Thursday, 6 October 2011

SSL Nucleus at Nidaros Studio

(SSL Nucleus demo-session in Trondheim, Norway)

The Norwegian company Benum is distributing SSL’s new DAW controller Nucleus. Together with SSL’s own Nathan Hernando they are currently doing a tour of Norway where they are exhibiting the unit. My first hands-on introduction to the Nucleus was with Gary Bromham from Sound Technology at the Music Production Show in Leeds earlier this year. But when SSL made the journey to Nidaros Studio in Trondheim we didn’t reject the offer to get even further under the skin of it.

What is striking with the Nucleus is how much control it provides over the computer domain. Not only can it control different DAWs that run at the same time, but it can also flip between different computers in just the push of a button. Where different computers are connected to the same screen, keyboard and mouse, it’ll make the KVM controller switch for you in the same go. Not exactly rocket science, but it is a welcome feature for those of us who used to push buttons on switches and screens to get there.

To ensure compatibility with all major sequencers the Nucleus supports both HUI and MCU protocols, while also working as a midi-interface if you still need one. The audio interface has two lines in and two lines out and the input boasts SSL’s SuperAnalogue™ pre-amps.
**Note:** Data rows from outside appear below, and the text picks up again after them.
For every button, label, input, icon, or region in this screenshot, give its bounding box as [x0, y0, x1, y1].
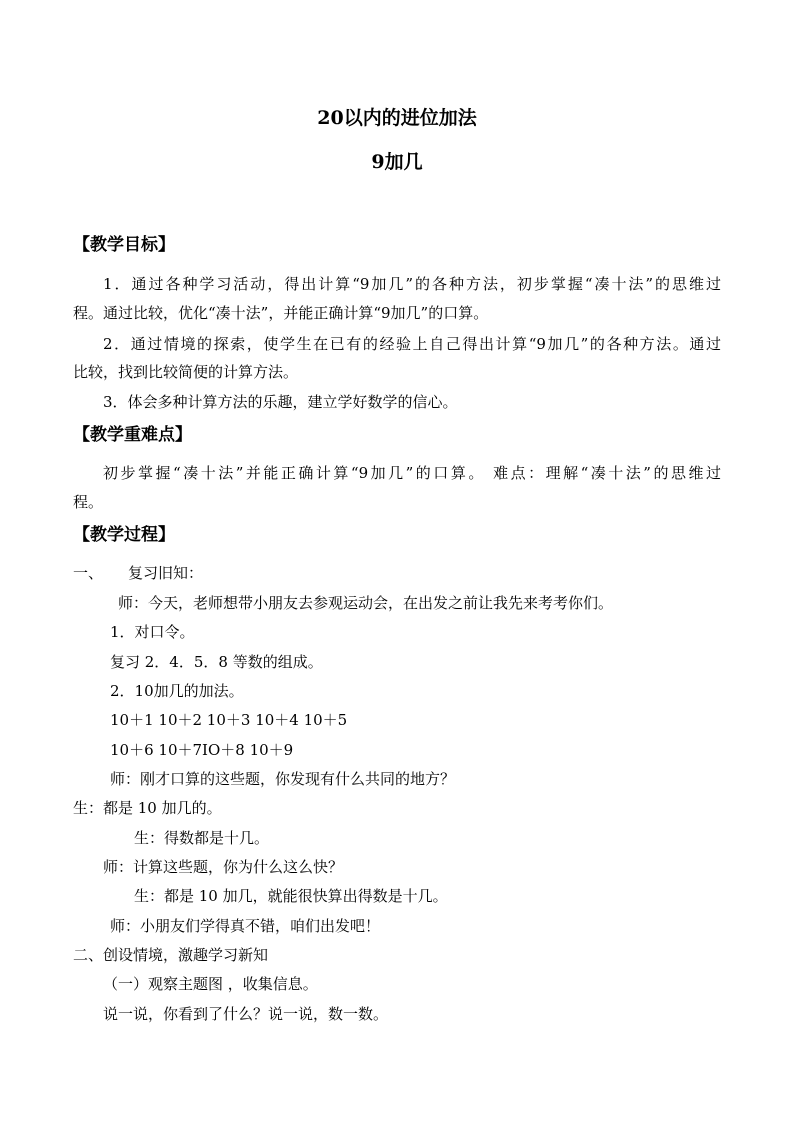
process-line: 说一说，你看到了什么？说一说，数一数。	[103, 1005, 389, 1023]
objective-1-line-1: 1．通过各种学习活动，得出计算“9加几”的各种方法，初步掌握“凑十法”的思维过	[103, 275, 721, 293]
process-line: 生：都是 10 加几的。	[73, 799, 222, 817]
process-line: 师：刚才口算的这些题，你发现有什么共同的地方？	[110, 770, 456, 788]
objective-2-line-1: 2．通过情境的探索，使学生在已有的经验上自己得出计算“9加几”的各种方法。通过	[103, 335, 721, 353]
process-line: 师：小朋友们学得真不错，咱们出发吧！	[110, 917, 381, 935]
keypoints-line-2: 程。	[73, 493, 104, 511]
process-line: （一）观察主题图 ，收集信息。	[103, 975, 318, 993]
objective-2-line-2: 比较，找到比较简便的计算方法。	[73, 363, 299, 381]
document-title: 20以内的进位加法	[317, 107, 477, 129]
process-line: 1．对口令。	[110, 623, 195, 641]
process-line: 生：都是 10 加几，就能很快算出得数是十几。	[134, 887, 448, 905]
math-expressions-row-2: 10＋6 10＋7IO＋8 10＋9	[110, 741, 294, 759]
keypoints-line-1: 初步掌握“凑十法”并能正确计算“9加几”的口算。 难点：理解“凑十法”的思维过	[103, 464, 721, 482]
process-line: 2．10加几的加法。	[110, 682, 244, 700]
step-2-title: 二、创设情境，激趣学习新知	[73, 946, 269, 964]
process-line: 生：得数都是十几。	[134, 829, 270, 847]
step-1-title: 复习旧知：	[128, 564, 204, 582]
objective-3: 3．体会多种计算方法的乐趣，建立学好数学的信心。	[103, 393, 458, 411]
process-line: 师：计算这些题，你为什么这么快？	[103, 858, 344, 876]
objectives-heading: 【教学目标】	[73, 235, 175, 255]
objective-1-line-2: 程。通过比较，优化“凑十法”，并能正确计算“9加几”的口算。	[73, 304, 489, 322]
process-line: 师：今天，老师想带小朋友去参观运动会，在出发之前让我先来考考你们。	[118, 594, 614, 612]
process-heading: 【教学过程】	[73, 525, 175, 545]
keypoints-heading: 【教学重难点】	[73, 425, 192, 445]
process-line: 复习 2．4．5．8 等数的组成。	[110, 653, 323, 671]
step-1-number: 一、	[73, 564, 104, 582]
document-subtitle: 9加几	[371, 151, 423, 173]
math-expressions-row-1: 10＋1 10＋2 10＋3 10＋4 10＋5	[110, 711, 348, 729]
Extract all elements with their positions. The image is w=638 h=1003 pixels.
Two other features to be mentioned is firstly how you can programme it to do a standard task (or a number of them) that you perform a lot. There are several ways of doing this on most DAWs and controllers. But with the ability to programme a number of commands in a long sequence, the Nucleus stands out with the share extend of what can be done in just one click. A funny story from a trade show is how the SSL-crew programmed the “play” button on the transport section to “highlight all, and delete!” A poor fellow walked up to the rig and hit play. One of the day’s highlights, the staff was almost rolling on the floor with laughter watching it!

The other aspect that caught my attention was how every tiniest controllable option in the DAW can appear on the Nucleus’s menus. The way the Nucleus picks up everything that can be changed or automated definitely makes it Euphonix’s most worthy competitor (or vice versa).

Dreaming about the future; imagine a Nucleus with 8 I/Os or more. It could be used for both tracking and connection to your favourite outboards. It would tidy up your racks and be great as a complete solution for travelling producers or small studios. The SSL Matrix isn’t exactly portable, and if you’ve already got a speaker controller and the I/Os and pre-amps you need, the Euphonix banks are serious contenders. The Euphonixes can also be purchased one module at the time for a more gradual investment or a tailored solution. Another thing I would really love to see is an alternate monitor switch in the listening section.

Dreams aside, the Nucleus is one of the best options on the marked if you’re not looking for a larger console to control your DAW. About ten of these have already been sold in Norway and I believe a steady stream of them will be sold into education, production rooms and well-stocked home-studios in the time to come. Every sale is well deserved, for it is a great piece of kit that makes mixing in the box a whole lot more organic!

(A couple of days later…

I walked into a music store and suddenly found myself standing in front of a Euphonix artist series controller. With its plastic fader-caps and none of those big chunky transport-buttons of the SSL I felt I was definitely missing something. Maybe the race is closer now than what I first thought.)

(Two generations of SSL in one room.)

(The Mynx gives you SSL SuperAnalogue™ stereo Eq and Compressor in a small desktop unit.)